I need to have a script read the files coming in and check information for verification.

On the first line of the files to be read is a date but in numeric form. eg: 20080923 But before the date is other information, I need to read it from position 27. Meaning line 1 position 27, I need to get that number and see if it’s greater then another number.

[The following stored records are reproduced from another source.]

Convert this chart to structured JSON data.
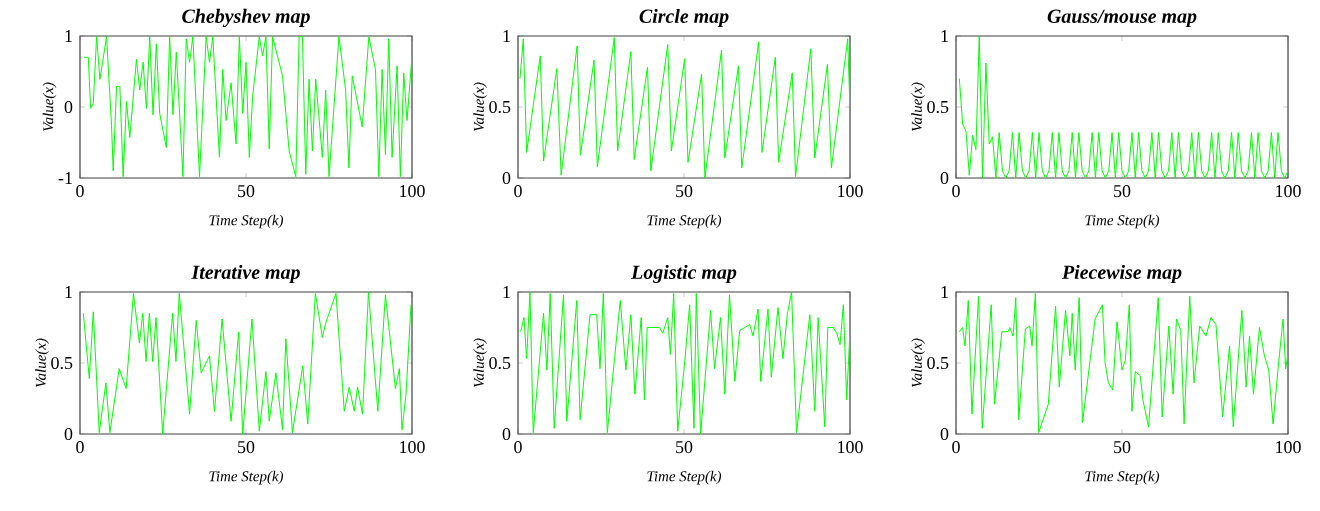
{
  "chart_data": [
    {
      "type": "line",
      "title": "Chebyshev map",
      "xlabel": "Time Step(k)",
      "ylabel": "Value(x)",
      "color": "#00ff00",
      "xlim": [
        0,
        100
      ],
      "ylim": [
        -1,
        1
      ],
      "xticks": [
        0,
        50,
        100
      ],
      "yticks": [
        -1,
        0,
        1
      ],
      "x": [
        1.2,
        2.5,
        3.2,
        4,
        5,
        6,
        8,
        9.5,
        10,
        11,
        12,
        13,
        14,
        15,
        17,
        18,
        19,
        20,
        21,
        22,
        23,
        24,
        26,
        27,
        28,
        29,
        31,
        32,
        33,
        34,
        36,
        38,
        39,
        40,
        42,
        43,
        44,
        45.5,
        47,
        48,
        49,
        50,
        51,
        52,
        54,
        55,
        56,
        57,
        58,
        61,
        63,
        65,
        66,
        67,
        68,
        69,
        70,
        71,
        73,
        74,
        75,
        78,
        80,
        81,
        82,
        85,
        87,
        89,
        90,
        91,
        92,
        93,
        94,
        95.5,
        96.5,
        97.5,
        98.5,
        100
      ],
      "values": [
        0.7,
        0.7,
        -0.02,
        0.05,
        0.99,
        0.39,
        0.99,
        -0.26,
        -0.9,
        0.29,
        0.29,
        -0.98,
        0.08,
        -0.43,
        0.67,
        0.24,
        0.63,
        -0.02,
        0.99,
        -0.11,
        0.89,
        -0.09,
        -0.57,
        0.99,
        -0.11,
        0.77,
        -0.98,
        0.96,
        0.63,
        0.99,
        -0.98,
        0.99,
        0.63,
        0.99,
        -0.71,
        0.53,
        -0.19,
        0.34,
        -0.52,
        0.99,
        -0.09,
        0.63,
        -0.71,
        0.15,
        0.99,
        0.72,
        0.99,
        -0.59,
        0.99,
        0.44,
        -0.62,
        -0.98,
        0.99,
        0.99,
        -0.95,
        0.39,
        -0.62,
        0.39,
        -0.71,
        0.24,
        -0.98,
        0.99,
        0.24,
        -0.86,
        0.44,
        -0.28,
        0.99,
        0.53,
        -0.98,
        0.53,
        -0.67,
        0.96,
        -0.71,
        0.58,
        -0.98,
        0.48,
        -0.19,
        0.72
      ]
    },
    {
      "type": "line",
      "title": "Circle map",
      "xlabel": "Time Step(k)",
      "ylabel": "Value(x)",
      "color": "#00ff00",
      "xlim": [
        0,
        100
      ],
      "ylim": [
        0,
        1
      ],
      "xticks": [
        0,
        50,
        100
      ],
      "yticks": [
        0,
        0.5,
        1
      ],
      "x": [
        0.6,
        1.6,
        2.6,
        6.7,
        7.7,
        11.7,
        13,
        17.8,
        18.8,
        22.9,
        23.9,
        29,
        30,
        34,
        35,
        39,
        40,
        45.1,
        46.2,
        50.2,
        51.2,
        55.3,
        56.3,
        61.3,
        62.3,
        66.4,
        67.4,
        72.5,
        73.5,
        77.5,
        78.5,
        82.6,
        83.6,
        88.2,
        89.4,
        93.2,
        94.4,
        99.3,
        100
      ],
      "values": [
        0.7,
        0.98,
        0.18,
        0.86,
        0.12,
        0.77,
        0.02,
        0.93,
        0.16,
        0.83,
        0.08,
        0.99,
        0.19,
        0.89,
        0.13,
        0.78,
        0.05,
        0.94,
        0.19,
        0.84,
        0.11,
        0.73,
        0.0,
        0.9,
        0.14,
        0.79,
        0.07,
        0.96,
        0.18,
        0.85,
        0.11,
        0.74,
        0.01,
        0.91,
        0.14,
        0.8,
        0.07,
        0.98,
        0.48
      ]
    },
    {
      "type": "line",
      "title": "Gauss/mouse map",
      "xlabel": "Time Step(k)",
      "ylabel": "Value(x)",
      "color": "#00ff00",
      "xlim": [
        0,
        100
      ],
      "ylim": [
        0,
        1
      ],
      "xticks": [
        0,
        50,
        100
      ],
      "yticks": [
        0,
        0.5,
        1
      ],
      "x": [
        1,
        2,
        3,
        4,
        5,
        6,
        7,
        8,
        9,
        10,
        11,
        12,
        13,
        14,
        15,
        16,
        17,
        18,
        19,
        20,
        21,
        22,
        23,
        24,
        25,
        26,
        27,
        28,
        29,
        30,
        31,
        32,
        33,
        34,
        35,
        36,
        37,
        38,
        39,
        40,
        41,
        42,
        43,
        44,
        45,
        46,
        47,
        48,
        49,
        50,
        51,
        52,
        53,
        54,
        55,
        56,
        57,
        58,
        59,
        60,
        61,
        62,
        63,
        64,
        65,
        66,
        67,
        68,
        69,
        70,
        71,
        72,
        73,
        74,
        75,
        76,
        77,
        78,
        79,
        80,
        81,
        82,
        83,
        84,
        85,
        86,
        87,
        88,
        89,
        90,
        91,
        92,
        93,
        94,
        95,
        96,
        97,
        98,
        99,
        100
      ],
      "values": [
        0.7,
        0.38,
        0.33,
        0.02,
        0.3,
        0.2,
        1.0,
        0.0,
        0.81,
        0.24,
        0.29,
        0.0,
        0.32,
        0.05,
        0.0,
        0.05,
        0.32,
        0.0,
        0.32,
        0.05,
        0.0,
        0.05,
        0.32,
        0.0,
        0.32,
        0.05,
        0.0,
        0.05,
        0.32,
        0.0,
        0.32,
        0.05,
        0.0,
        0.05,
        0.32,
        0.0,
        0.32,
        0.05,
        0.0,
        0.05,
        0.32,
        0.0,
        0.32,
        0.05,
        0.0,
        0.05,
        0.32,
        0.0,
        0.32,
        0.05,
        0.0,
        0.05,
        0.32,
        0.0,
        0.32,
        0.05,
        0.0,
        0.05,
        0.32,
        0.0,
        0.32,
        0.05,
        0.0,
        0.05,
        0.32,
        0.0,
        0.32,
        0.05,
        0.0,
        0.05,
        0.32,
        0.0,
        0.32,
        0.05,
        0.0,
        0.05,
        0.32,
        0.0,
        0.32,
        0.05,
        0.0,
        0.05,
        0.32,
        0.0,
        0.32,
        0.05,
        0.0,
        0.05,
        0.32,
        0.0,
        0.32,
        0.05,
        0.0,
        0.05,
        0.32,
        0.0,
        0.32,
        0.05,
        0.0,
        0.05
      ]
    },
    {
      "type": "line",
      "title": "Iterative map",
      "xlabel": "Time Step(k)",
      "ylabel": "Value(x)",
      "color": "#00ff00",
      "xlim": [
        0,
        100
      ],
      "ylim": [
        0,
        1
      ],
      "xticks": [
        0,
        50,
        100
      ],
      "yticks": [
        0,
        0.5,
        1
      ],
      "x": [
        1,
        2.8,
        4,
        5.8,
        7.8,
        9,
        11.8,
        13.9,
        16.1,
        17.9,
        18.9,
        19.9,
        20.9,
        21.9,
        22.9,
        24.9,
        27.9,
        28.9,
        29.9,
        33,
        35,
        36.5,
        39,
        40.5,
        42.8,
        45.5,
        47.8,
        49,
        51.8,
        54,
        56,
        57,
        59,
        61,
        62,
        64,
        67.1,
        68.6,
        70.9,
        73,
        74,
        77.1,
        79.6,
        81.1,
        82.6,
        83.6,
        85.1,
        86.9,
        89.7,
        92,
        95,
        96.2,
        97,
        98.2,
        99.7
      ],
      "values": [
        0.85,
        0.39,
        0.86,
        0.01,
        0.36,
        0.01,
        0.46,
        0.32,
        0.99,
        0.64,
        0.85,
        0.51,
        0.85,
        0.51,
        0.82,
        0.0,
        0.85,
        0.51,
        0.99,
        0.14,
        0.8,
        0.43,
        0.55,
        0.16,
        0.81,
        0.09,
        0.72,
        0.0,
        0.81,
        0.02,
        0.44,
        0.09,
        0.43,
        0.03,
        0.67,
        0.01,
        0.48,
        0.07,
        0.99,
        0.68,
        0.78,
        0.99,
        0.16,
        0.33,
        0.16,
        0.33,
        0.14,
        1.0,
        0.16,
        0.98,
        0.32,
        0.46,
        0.03,
        0.28,
        0.91
      ]
    },
    {
      "type": "line",
      "title": "Logistic map",
      "xlabel": "Time Step(k)",
      "ylabel": "Value(x)",
      "color": "#00ff00",
      "xlim": [
        0,
        100
      ],
      "ylim": [
        0,
        1
      ],
      "xticks": [
        0,
        50,
        100
      ],
      "yticks": [
        0,
        0.5,
        1
      ],
      "x": [
        0.8,
        1.8,
        2.6,
        3.6,
        4.6,
        7.7,
        8.7,
        9.7,
        10.9,
        13.7,
        14.7,
        17.7,
        18.7,
        21.7,
        23.7,
        24.7,
        25.7,
        26.9,
        30.8,
        32.5,
        34,
        35.2,
        37.1,
        38.1,
        38.9,
        41.1,
        42.6,
        43.6,
        45.1,
        45.9,
        46.9,
        48.1,
        50.2,
        51.7,
        53,
        53.7,
        55,
        58,
        59.2,
        61,
        62.3,
        63.7,
        65.3,
        66.8,
        68.3,
        69.8,
        70.8,
        72.3,
        73.1,
        75.3,
        76.3,
        78.3,
        79.8,
        81.1,
        82.4,
        83.9,
        87.9,
        89.4,
        90.4,
        92.4,
        93.3,
        95,
        96,
        97,
        98,
        99,
        100
      ],
      "values": [
        0.72,
        0.82,
        0.53,
        1.0,
        0.01,
        0.85,
        0.45,
        0.99,
        0.04,
        0.98,
        0.09,
        0.94,
        0.1,
        0.84,
        0.84,
        0.46,
        0.99,
        0.01,
        0.94,
        0.45,
        0.84,
        0.28,
        0.82,
        0.24,
        0.75,
        0.75,
        0.75,
        0.71,
        0.82,
        0.56,
        0.99,
        0.02,
        0.5,
        0.91,
        0.04,
        0.99,
        0.0,
        0.87,
        0.46,
        0.82,
        0.28,
        0.98,
        0.37,
        0.73,
        0.75,
        0.77,
        0.69,
        0.88,
        0.37,
        0.88,
        0.4,
        0.89,
        0.53,
        0.84,
        1.0,
        0.01,
        0.84,
        0.16,
        0.82,
        0.05,
        0.75,
        0.75,
        0.71,
        0.63,
        0.91,
        0.24,
        0.73
      ]
    },
    {
      "type": "line",
      "title": "Piecewise map",
      "xlabel": "Time Step(k)",
      "ylabel": "Value(x)",
      "color": "#00ff00",
      "xlim": [
        0,
        100
      ],
      "ylim": [
        0,
        1
      ],
      "xticks": [
        0,
        50,
        100
      ],
      "yticks": [
        0,
        0.5,
        1
      ],
      "x": [
        1,
        2,
        2.7,
        3.7,
        4.8,
        6.8,
        7.9,
        10.6,
        11.6,
        13.8,
        15.7,
        16.2,
        17.2,
        18,
        18.9,
        20.9,
        22.2,
        22.9,
        23.9,
        24.9,
        27.8,
        30,
        31.1,
        33,
        34.3,
        35,
        35.9,
        37.1,
        38.1,
        41.9,
        44.1,
        44.9,
        45.9,
        47.2,
        48.5,
        50,
        51,
        52.2,
        53,
        54,
        55.5,
        56.3,
        58,
        60.9,
        62.1,
        64.1,
        65.4,
        66.4,
        67.7,
        68.7,
        70.4,
        71.7,
        73.4,
        75.3,
        76.8,
        78.3,
        80.3,
        82.4,
        83.5,
        86.1,
        87.4,
        88.4,
        89.6,
        91.4,
        92.9,
        94.2,
        95.5,
        97,
        98.5,
        99.3,
        100
      ],
      "values": [
        0.72,
        0.75,
        0.62,
        0.94,
        0.14,
        0.97,
        0.04,
        0.91,
        0.21,
        0.72,
        0.72,
        0.75,
        0.69,
        0.96,
        0.1,
        0.74,
        0.76,
        0.62,
        0.99,
        0.01,
        0.21,
        0.9,
        0.33,
        0.87,
        0.55,
        0.85,
        0.45,
        0.96,
        0.08,
        0.81,
        0.91,
        0.5,
        0.36,
        0.31,
        0.79,
        0.45,
        0.52,
        0.91,
        0.16,
        0.44,
        0.41,
        0.24,
        0.05,
        0.96,
        0.12,
        0.76,
        0.28,
        0.81,
        0.73,
        0.07,
        0.97,
        0.36,
        0.76,
        0.69,
        0.82,
        0.77,
        0.12,
        0.62,
        0.05,
        0.87,
        0.33,
        0.69,
        0.28,
        0.75,
        0.55,
        0.45,
        0.07,
        0.46,
        0.81,
        0.46,
        0.57
      ]
    }
  ]
}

I use the grep command to check other information but I use special characters to search, in this case the information before the date is always different, so I can’t use a character to search on. It has to be done by line 1 position 27.

Thanks.

Answer 1

sed 1q $file | cut -c27-34

The sed command reads the first line of the file and the cut command chops out characters 27-34 of the one line, which is where you said the date is.

Added later:

For the more general case - where you need to read line 24, for example, instead of the first line, you need a slightly more complex sed command:

sed -n -e 24p -e 24q | cut -c27-34
sed -n '24p;24q' | cut -c27-34

The -n option means 'do not print lines by default'; the 24p means print line 24; the 24q means quit after processing line 24. You could leave that out, in which case sed would continue processing the input, effectively ignoring it.

Finally, especially if you are going to validate the date, you might want to use Perl for the whole job (or Python, or Ruby, or Tcl, or any scripting language of your choice).

Answer 2

You can extract the characters starting at position 27 of line 1 like so:

datestring=`head -1 $file | cut -c27-`

You'd perform your next processing step on $datestring.